Karakter göstergesi…
Yeni bir yarışma yetişti imdadıma…
Karakteristik özelliklerimizden uzaklaşıp uzaklaşmadığımızı anlayabilmem açısından Çarkıfelek ya da Var mısın Yok musun gibi programlar gösterge oluyordu bana…
Kış sezonuna girilmesi nedeniyle Çarkıfelek erken saatlere alınınca seyredemez oldum Memedali’yi…
Acun’da elli programla sınırlandırmış Var mısın Yok musun isimli yarışmasını…

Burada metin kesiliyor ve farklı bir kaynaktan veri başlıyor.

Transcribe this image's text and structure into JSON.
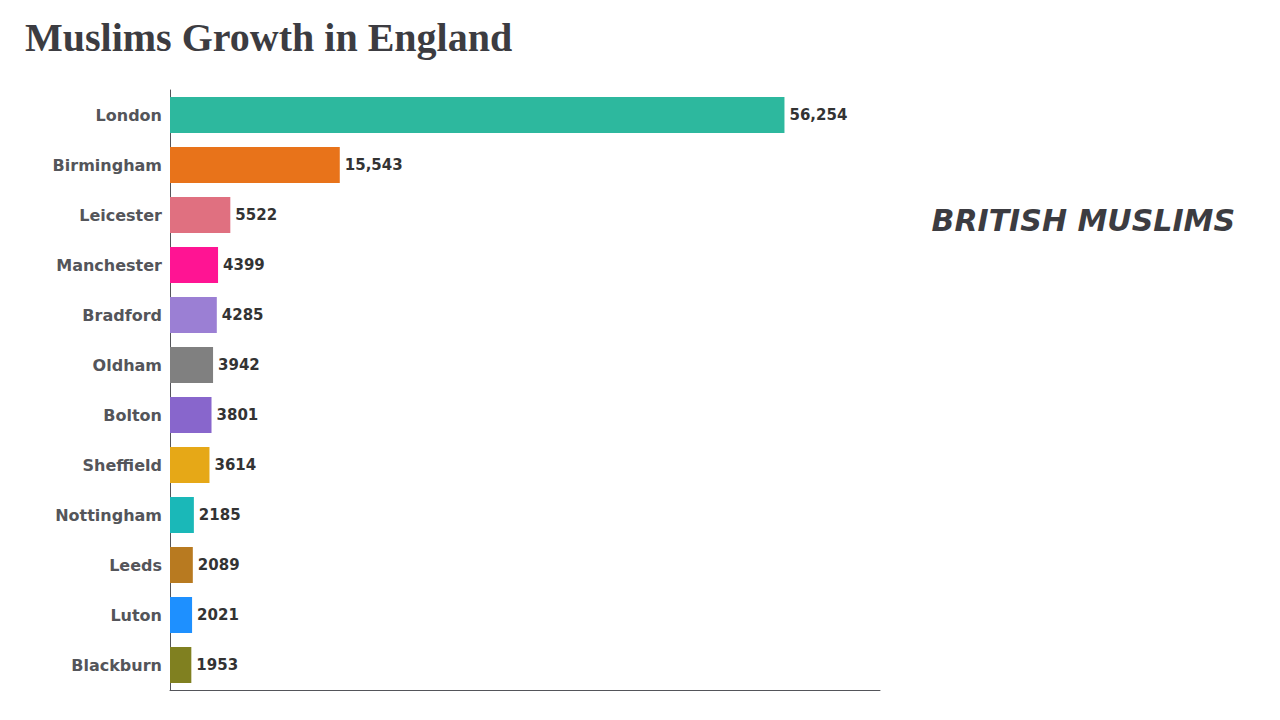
{
  "chart_data": {
    "type": "bar",
    "orientation": "horizontal",
    "title": "Muslims Growth in England",
    "subtitle": "BRITISH MUSLIMS",
    "categories": [
      "London",
      "Birmingham",
      "Leicester",
      "Manchester",
      "Bradford",
      "Oldham",
      "Bolton",
      "Sheffield",
      "Nottingham",
      "Leeds",
      "Luton",
      "Blackburn"
    ],
    "values": [
      56254,
      15543,
      5522,
      4399,
      4285,
      3942,
      3801,
      3614,
      2185,
      2089,
      2021,
      1953
    ],
    "value_labels": [
      "56,254",
      "15,543",
      "5522",
      "4399",
      "4285",
      "3942",
      "3801",
      "3614",
      "2185",
      "2089",
      "2021",
      "1953"
    ],
    "colors": [
      "#2db89e",
      "#e8731a",
      "#e07080",
      "#ff1493",
      "#9b7fd4",
      "#808080",
      "#8866cc",
      "#e6a817",
      "#1ab8b8",
      "#b87a20",
      "#1e90ff",
      "#808020"
    ],
    "xlim": [
      0,
      65000
    ],
    "data_labels": true,
    "tick_labels": "y",
    "grid": false
  }
}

Aslında yarışma da sayılmaz, insanların aç gözlülüğünü ortaya çıkartmaktan başka…
Ee, canım yurdum insanının o asil karakteristik özelliğini devamlı ortaya çıkaracak nitelikte referandumlar da yapılamayacağına göre nasıl karar vereceğim onlar hakkında…
Neyse ki Canlı Para isimli yarışma yetişti imdadıma…
Canlı Para isimli yarışmada soru soruluyor olsa da yarışmacıların bilgiden çok kadere itibar etmeleri çıkıyor yine ortaya…
İlk üç yarışmada para kazanana rastlamadım henüz, körü körüne kadere inananların dışında…
İki avukat sekizinci yani sonuncu, bir anne-kız da yedinci soruya gelmelerine rağmen kaçırdılar milyarları, aç gözlülükleri yanlarına kar kaldı bir de kadercilikleri ardına saklandıkları…
Edilen dualar, Allaha yalvarmalar da boşa gitmiş oluyor tabi ki kaybolan umutların yanı sıra…
Belki de okullarda ders olarak işlenmesi gereken, yıllardır gözümüzden kaçan bir konudur bu aç gözlülük…
La Fonte’nden peyniri gagasından düşüren Karga ile onu kapıp yiyen aç gözlü kurnaz Tilki anlatılacağına Canlı Paradaki canlılar gösterilse ya…
Hem bilgi sahibi de olur çocuklar Karga ve Tilki dışındaki yaratıklarla…
Sadece açgözlülüğü anlamazlar çünkü aptallık da onunla kol kola…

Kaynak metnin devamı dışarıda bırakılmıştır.